Une fois de plus un tragique destin attendait un écrivain soviétique, contemporain de Zamiatine. Il ne s’appelait qu’Andreï Klimentof ; aussi choisit-il le prénom de son père Platon, pour se faire un pseudonyme digne du philosophe grec et utopiste de La République. Communiste fervent, son œuvre n’eut pas la place qu’il lui rêvait dans la radieuse cité soviétique. Né en 1899, mort en 1951 dans un sordide misère, il écrivit de nombreux textes dont peu virent le jour de son vivant, car interdit de publication en raison de son scepticisme envers la collectivisation stalinienne. Il avait cru naïvement que la révolution libérerait l'esprit populaire. Or il fut repoussé par Maxime Gorki, traité de « salaud » par Staline, effacé par l’Histoire soviétique. Seule la fin de la perestroïka et l'exhumation des archives secrètes du KGB permirent qu’il fût tardivement réhabilité.

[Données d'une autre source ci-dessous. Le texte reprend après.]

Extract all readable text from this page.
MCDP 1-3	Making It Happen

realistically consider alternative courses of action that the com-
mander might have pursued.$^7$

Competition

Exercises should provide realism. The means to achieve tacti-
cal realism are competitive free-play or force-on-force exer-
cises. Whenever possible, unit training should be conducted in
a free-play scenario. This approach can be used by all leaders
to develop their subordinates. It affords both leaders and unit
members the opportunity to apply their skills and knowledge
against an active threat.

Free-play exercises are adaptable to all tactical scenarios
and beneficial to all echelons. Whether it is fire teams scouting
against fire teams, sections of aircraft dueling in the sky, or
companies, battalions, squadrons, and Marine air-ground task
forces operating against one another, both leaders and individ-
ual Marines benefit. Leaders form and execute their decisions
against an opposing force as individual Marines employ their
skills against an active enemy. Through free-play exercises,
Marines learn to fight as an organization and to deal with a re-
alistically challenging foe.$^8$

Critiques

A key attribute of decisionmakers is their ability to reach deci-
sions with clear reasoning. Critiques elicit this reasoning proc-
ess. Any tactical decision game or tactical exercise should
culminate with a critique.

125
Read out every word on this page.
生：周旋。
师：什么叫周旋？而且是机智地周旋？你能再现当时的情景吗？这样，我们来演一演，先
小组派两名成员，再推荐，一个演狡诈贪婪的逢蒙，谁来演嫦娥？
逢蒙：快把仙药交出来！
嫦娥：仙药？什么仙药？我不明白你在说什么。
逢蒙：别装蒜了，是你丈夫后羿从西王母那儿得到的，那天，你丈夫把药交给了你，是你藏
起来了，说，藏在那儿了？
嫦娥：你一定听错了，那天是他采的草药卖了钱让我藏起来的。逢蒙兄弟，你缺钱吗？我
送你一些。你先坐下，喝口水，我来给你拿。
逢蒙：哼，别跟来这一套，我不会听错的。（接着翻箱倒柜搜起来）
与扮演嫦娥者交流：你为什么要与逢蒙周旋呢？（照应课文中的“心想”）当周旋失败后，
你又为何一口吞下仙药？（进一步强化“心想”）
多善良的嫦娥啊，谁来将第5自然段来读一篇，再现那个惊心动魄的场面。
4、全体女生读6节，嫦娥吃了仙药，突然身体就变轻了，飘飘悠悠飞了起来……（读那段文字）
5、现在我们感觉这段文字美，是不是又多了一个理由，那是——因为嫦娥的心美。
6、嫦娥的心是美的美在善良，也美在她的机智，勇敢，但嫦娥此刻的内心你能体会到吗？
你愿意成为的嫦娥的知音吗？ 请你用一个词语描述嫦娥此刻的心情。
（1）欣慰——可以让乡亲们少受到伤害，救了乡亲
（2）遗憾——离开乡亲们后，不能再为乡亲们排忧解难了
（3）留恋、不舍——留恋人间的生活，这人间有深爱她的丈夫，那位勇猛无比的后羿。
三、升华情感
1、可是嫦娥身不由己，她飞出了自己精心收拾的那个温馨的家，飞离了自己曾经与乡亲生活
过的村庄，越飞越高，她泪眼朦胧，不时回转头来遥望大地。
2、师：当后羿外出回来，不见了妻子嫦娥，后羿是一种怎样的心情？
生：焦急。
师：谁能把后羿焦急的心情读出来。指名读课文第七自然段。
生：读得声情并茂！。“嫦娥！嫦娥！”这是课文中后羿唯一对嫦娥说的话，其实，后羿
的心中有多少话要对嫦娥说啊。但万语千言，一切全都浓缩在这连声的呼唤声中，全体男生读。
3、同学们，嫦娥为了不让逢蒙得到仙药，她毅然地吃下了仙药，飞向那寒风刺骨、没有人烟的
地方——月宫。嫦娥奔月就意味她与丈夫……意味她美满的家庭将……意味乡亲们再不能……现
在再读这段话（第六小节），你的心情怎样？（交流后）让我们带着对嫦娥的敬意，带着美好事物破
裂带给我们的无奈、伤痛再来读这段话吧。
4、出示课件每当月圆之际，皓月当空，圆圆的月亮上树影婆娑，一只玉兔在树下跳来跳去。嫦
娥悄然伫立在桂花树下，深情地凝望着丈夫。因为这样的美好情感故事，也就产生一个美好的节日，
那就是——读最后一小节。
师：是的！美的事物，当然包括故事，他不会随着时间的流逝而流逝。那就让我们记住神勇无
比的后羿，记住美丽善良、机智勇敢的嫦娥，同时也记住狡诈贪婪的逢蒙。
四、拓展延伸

Son roman, Moscou heureuse, est celui d’une allégorique jeune fille prénommée « Moscou » et détentrice glorieuse d’un de ces noms que la révolution offrit à la génération nouvelle. En tant qu’orpheline elle illustre cette tabula rasa d’après l’esclavage bourgeois et d’avant le bonheur collectiviste. Elle participe à toutes les activités du grand socialisme dont elle est le porte-drapeau. Libre et heureuse, elle séduit tous les hommes, ingénieurs et savants. Mais leur désir est une trahison de l’idéal, tel que le ressent Sartorius : « Le monde nouveau était dans les échafaudages, mais son cœur à lui, indigent, restait éternellement fidèle au sentiment solitaire d’un temps où ses seules relations étaient sa parentèle ». Le dilemme est poignant entre individualisme et collectivisme, entre éros et politique.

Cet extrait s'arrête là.